Szenenbild "Gottes missbrauchte Dienerinnen".
International

Jesuitenzeitschrift thematisiert Missbrauch von Ordensfrauen

Immer wieder werden Novizinnen und Ordensfrauen Opfer von Missbrauch durch Vorgesetzte und Ausbildner. Das berichtet «Vatican News» mit Berufung auf die Jesuitenzeitschrift «La Civiltà Cattolica«.

Dem Missbrauch von Minderjährigen und schutzbedürftigen Menschen durch Kleriker sei bisher vergleichsweise viel Aufmerksamkeit geschenkt worden, während jedoch jener an Ordensfrauen und Novizinnen innerhalb ihrer eigenen Gemeinschaften in Vergessenheit geraten sei, mahnte der Jesuitenpater Giovanni Cucci, Psychologieprofessor an der römischen Gregoriana-Universität und Autor des Beitrags unter dem Titel «Amtsmissbrauch in der Kirche: Probleme und Herausforderungen des weiblichen Ordenslebens».

Als wichtigen Risikofaktor nannte Cucci die im Vergleich zu männlichen Ordensleuten geringere Autonomie der Ordensfrauen.

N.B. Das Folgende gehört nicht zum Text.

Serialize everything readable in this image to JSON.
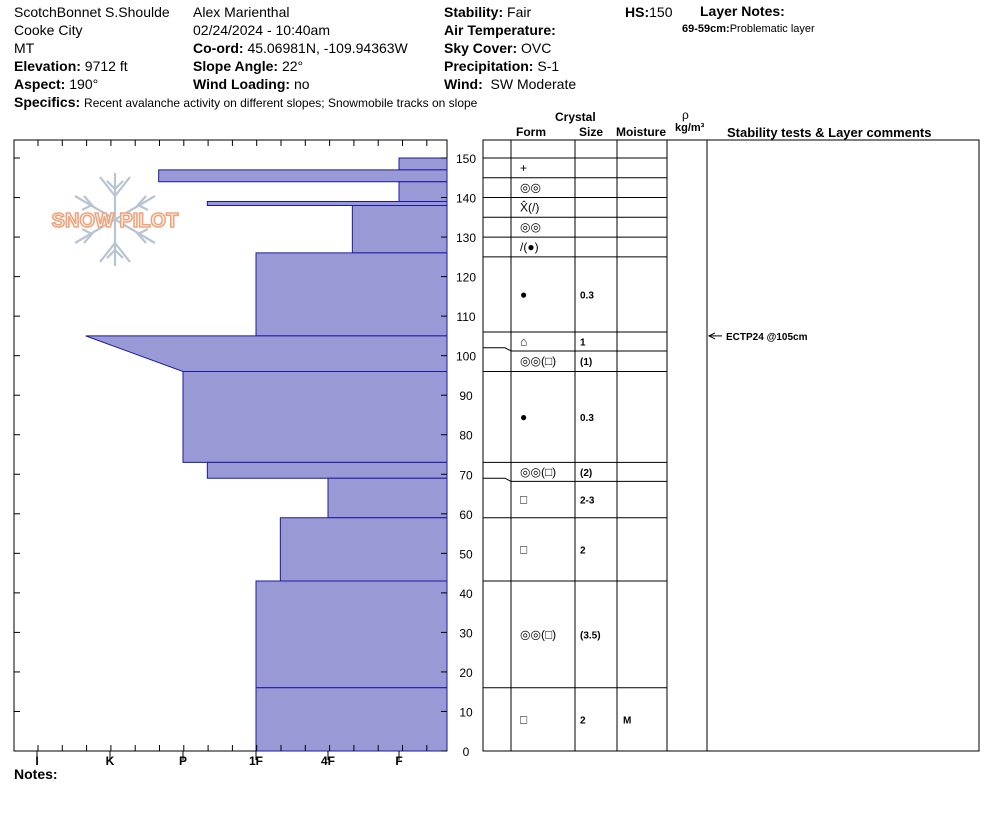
{
  "header": {
    "location": "ScotchBonnet S.Shoulde",
    "range": "Cooke City",
    "state": "MT",
    "elevation_label": "Elevation:",
    "elevation": "9712 ft",
    "aspect_label": "Aspect:",
    "aspect": "190°",
    "observer": "Alex Marienthal",
    "datetime": "02/24/2024 - 10:40am",
    "coord_label": "Co-ord:",
    "coord": "45.06981N, -109.94363W",
    "slope_label": "Slope Angle:",
    "slope": "22°",
    "windload_label": "Wind Loading:",
    "windload": "no",
    "stability_label": "Stability:",
    "stability": "Fair",
    "airtemp_label": "Air Temperature:",
    "airtemp": "",
    "sky_label": "Sky Cover:",
    "sky": "OVC",
    "precip_label": "Precipitation:",
    "precip": "S-1",
    "wind_label": "Wind:",
    "wind": "SW Moderate",
    "hs_label": "HS:",
    "hs": "150",
    "layer_notes_label": "Layer Notes:",
    "layer_note_range": "69-59cm:",
    "layer_note_text": "Problematic layer",
    "specifics_label": "Specifics:",
    "specifics": "Recent avalanche activity on different slopes; Snowmobile tracks on slope"
  },
  "columns": {
    "crystal": "Crystal",
    "form": "Form",
    "size": "Size",
    "moisture": "Moisture",
    "rho": "ρ",
    "density": "kg/m³",
    "tests": "Stability tests & Layer comments"
  },
  "notes_label": "Notes:",
  "logo_text": "SNOW PILOT",
  "colors": {
    "hardness_fill": "#9999d6",
    "hardness_stroke": "#1a1aa0",
    "logo": "#f2a27a",
    "flake": "#b8c4d2"
  },
  "chart_data": {
    "type": "hardness_profile",
    "ylabel": "",
    "ylim": [
      0,
      150
    ],
    "y_ticks": [
      0,
      10,
      20,
      30,
      40,
      50,
      60,
      70,
      80,
      90,
      100,
      110,
      120,
      130,
      140,
      150
    ],
    "hardness_scale": [
      "I",
      "K",
      "P",
      "1F",
      "4F",
      "F"
    ],
    "layers": [
      {
        "top": 150,
        "bottom": 147,
        "hardness_top": "F",
        "hardness_bottom": "F"
      },
      {
        "top": 147,
        "bottom": 144,
        "hardness_top": "P+",
        "hardness_bottom": "P+"
      },
      {
        "top": 144,
        "bottom": 139,
        "hardness_top": "F",
        "hardness_bottom": "F"
      },
      {
        "top": 139,
        "bottom": 138,
        "hardness_top": "P-",
        "hardness_bottom": "P-"
      },
      {
        "top": 138,
        "bottom": 126,
        "hardness_top": "4F-",
        "hardness_bottom": "4F-"
      },
      {
        "top": 126,
        "bottom": 105,
        "hardness_top": "1F",
        "hardness_bottom": "1F"
      },
      {
        "top": 105,
        "bottom": 96,
        "hardness_top": "K+",
        "hardness_bottom": "P"
      },
      {
        "top": 96,
        "bottom": 73,
        "hardness_top": "P",
        "hardness_bottom": "P"
      },
      {
        "top": 73,
        "bottom": 69,
        "hardness_top": "P-",
        "hardness_bottom": "P-"
      },
      {
        "top": 69,
        "bottom": 59,
        "hardness_top": "4F",
        "hardness_bottom": "4F"
      },
      {
        "top": 59,
        "bottom": 43,
        "hardness_top": "1F-",
        "hardness_bottom": "1F-"
      },
      {
        "top": 43,
        "bottom": 16,
        "hardness_top": "1F",
        "hardness_bottom": "1F"
      },
      {
        "top": 16,
        "bottom": 0,
        "hardness_top": "1F",
        "hardness_bottom": "1F"
      }
    ],
    "grain_layers": [
      {
        "top": 150,
        "bottom": 145,
        "form": "+",
        "size": "",
        "moisture": ""
      },
      {
        "top": 145,
        "bottom": 140,
        "form": "◎◎",
        "size": "",
        "moisture": ""
      },
      {
        "top": 140,
        "bottom": 135,
        "form": "X̂(/)",
        "size": "",
        "moisture": ""
      },
      {
        "top": 135,
        "bottom": 130,
        "form": "◎◎",
        "size": "",
        "moisture": ""
      },
      {
        "top": 130,
        "bottom": 125,
        "form": "/(●)",
        "size": "",
        "moisture": ""
      },
      {
        "top": 125,
        "bottom": 106,
        "form": "●",
        "size": "0.3",
        "moisture": ""
      },
      {
        "top": 106,
        "bottom": 102,
        "form": "⌂",
        "size": "1",
        "moisture": ""
      },
      {
        "top": 102,
        "bottom": 96,
        "form": "◎◎(□)",
        "size": "(1)",
        "moisture": ""
      },
      {
        "top": 96,
        "bottom": 73,
        "form": "●",
        "size": "0.3",
        "moisture": ""
      },
      {
        "top": 73,
        "bottom": 69,
        "form": "◎◎(□)",
        "size": "(2)",
        "moisture": ""
      },
      {
        "top": 69,
        "bottom": 59,
        "form": "□",
        "size": "2-3",
        "moisture": ""
      },
      {
        "top": 59,
        "bottom": 43,
        "form": "□",
        "size": "2",
        "moisture": ""
      },
      {
        "top": 43,
        "bottom": 16,
        "form": "◎◎(□)",
        "size": "(3.5)",
        "moisture": ""
      },
      {
        "top": 16,
        "bottom": 0,
        "form": "□",
        "size": "2",
        "moisture": "M"
      }
    ],
    "tests": [
      {
        "depth": 105,
        "text": "ECTP24 @105cm"
      }
    ]
  }
}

Ordensmänner könnten aufgrund ihrer Ausbildung und pastoralen Einsatzmöglichkeiten auch innerhalb ihrer Gemeinschaft mit grösserer Offenheit leben. «Die Dynamik des weiblichen Ordenslebens ist in vielerlei Hinsicht anders als bei männlichen Ordensleuten», erklärte Cucci.

Skrupellose Vorgesetzte

Als eine weitere Gefahr bezeichnete der Jesuit auch das «Ausnutzen von Enthusiasmus» und eines übermässigen Vertrauens junger Novizinnen durch den beziehungsweise die Oberen. Es gebe aber auch «skrupellose Vorgesetzte», die willkürlich darüber entscheiden, wer eine Ausbildung fortsetzen dürfe, so als wäre dies «eine Art Preis, der den Loyalsten und Nachgiebigsten verliehen wird und diejenigen ausschliesst, die anders denken», heisst es in dem Artikel.

Kritik übte der Jesuitenpater darüber hinaus auch an der Praxis, Berufungen aus anderen Ländern zu «importieren» und junge Frauen als «Aushilfen» zu benutzen, anstatt ihnen bestmögliche Ausbildung zu garantieren. Diese Betroffenen seien in dem neuen Land in Ermangelung der nötigen Sprachkenntnisse nicht in der Lage, für sich selbst einzustehen. Zudem würden Betroffene das Ordenshaus oft nicht als Gemeinschaft, sondern als «Gefängnis» empfinden, da sie es teils nur selten verlassen dürften.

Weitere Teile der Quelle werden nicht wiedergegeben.